- Education: University of North Carolina at Chapel Hill Harvard University
- Scientific career
- Fields: LGBTQ health studies
- Workplaces: RAND Corporation University of Alabama at Birmingham
- Academic advisors: Sofia Gruskin

= Sarah MacCarthy =

American scientist

Sarah MacCarthy is an American scientist who is the inaugural holder of the Magic City LGBTQ Health Studies Endowed Chair at the University of Alabama at Birmingham. She is also an associate professor of health behavior.

== Life ==
MacCarthy grew up in Eswanti and Egypt and completed undergraduate studies at University of North Carolina at Chapel Hill. Her first job was formatting biosketches. She completed a M.S. in public health in 2007 with a focus in international public health and international health. In 2012, she obtained a Sc.D in international and global studies at the Harvard T.H. Chan School of Public Health. Sofia Gruskin was her mentor in graduate school. MacCarthy completed postdoctoral training at the Miriam Hospital.
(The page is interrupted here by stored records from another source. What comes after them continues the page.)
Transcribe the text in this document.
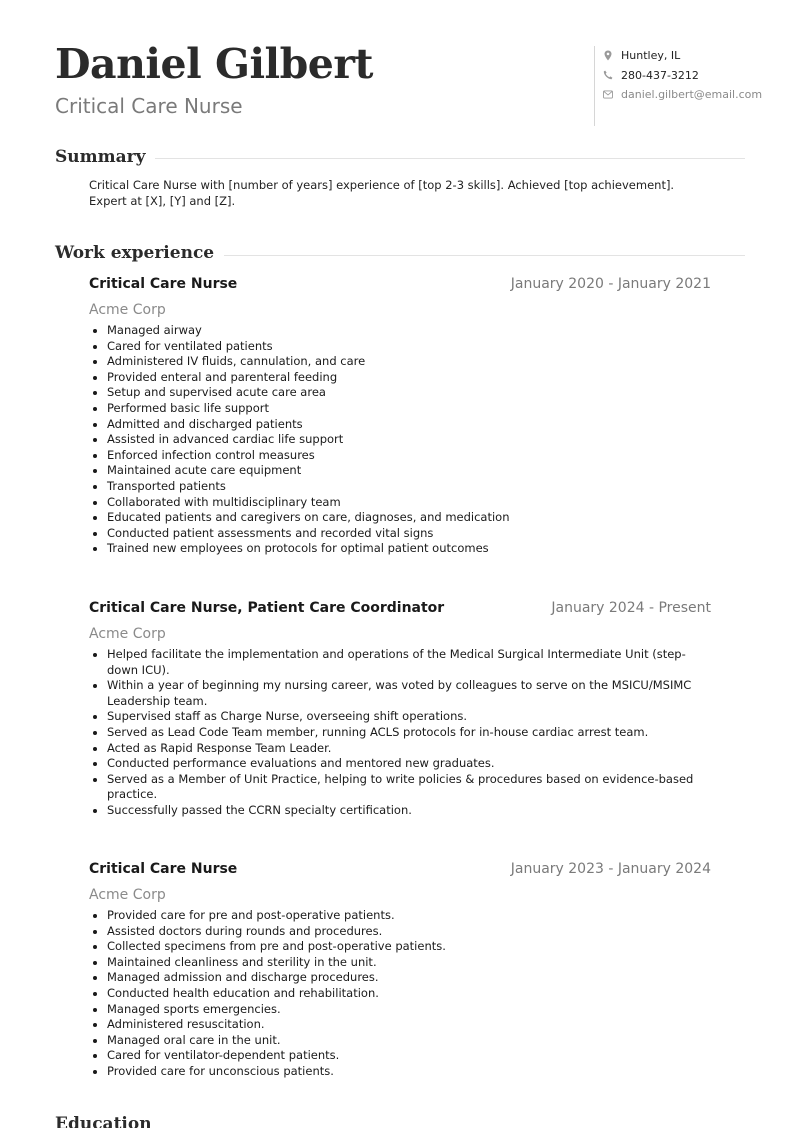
Daniel Gilbert
Critical Care Nurse
Huntley, IL
280-437-3212
daniel.gilbert@email.com
Summary
Critical Care Nurse with [number of years] experience of [top 2-3 skills]. Achieved [top achievement]. Expert at [X], [Y] and [Z].
Work experience
Critical Care Nurse	January 2020 - January 2021
Acme Corp
• Managed airway
• Cared for ventilated patients
• Administered IV fluids, cannulation, and care
• Provided enteral and parenteral feeding
• Setup and supervised acute care area
• Performed basic life support
• Admitted and discharged patients
• Assisted in advanced cardiac life support
• Enforced infection control measures
• Maintained acute care equipment
• Transported patients
• Collaborated with multidisciplinary team
• Educated patients and caregivers on care, diagnoses, and medication
• Conducted patient assessments and recorded vital signs
• Trained new employees on protocols for optimal patient outcomes
Critical Care Nurse, Patient Care Coordinator	January 2024 - Present
Acme Corp
• Helped facilitate the implementation and operations of the Medical Surgical Intermediate Unit (step-down ICU).
• Within a year of beginning my nursing career, was voted by colleagues to serve on the MSICU/MSIMC Leadership team.
• Supervised staff as Charge Nurse, overseeing shift operations.
• Served as Lead Code Team member, running ACLS protocols for in-house cardiac arrest team.
• Acted as Rapid Response Team Leader.
• Conducted performance evaluations and mentored new graduates.
• Served as a Member of Unit Practice, helping to write policies & procedures based on evidence-based practice.
• Successfully passed the CCRN specialty certification.
Critical Care Nurse	January 2023 - January 2024
Acme Corp
• Provided care for pre and post-operative patients.
• Assisted doctors during rounds and procedures.
• Collected specimens from pre and post-operative patients.
• Maintained cleanliness and sterility in the unit.
• Managed admission and discharge procedures.
• Conducted health education and rehabilitation.
• Managed sports emergencies.
• Administered resuscitation.
• Managed oral care in the unit.
• Cared for ventilator-dependent patients.
• Provided care for unconscious patients.
Education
MacCarthy worked at RAND Corporation for seven years in California before moving to the University of Alabama at Birmingham in 2021. Her research examines individual, programmatic, and policy-related aspects of sexual and gender minority health. She applies systematic mixed-methods research to address sexual and gender minority health in the United States and internationally.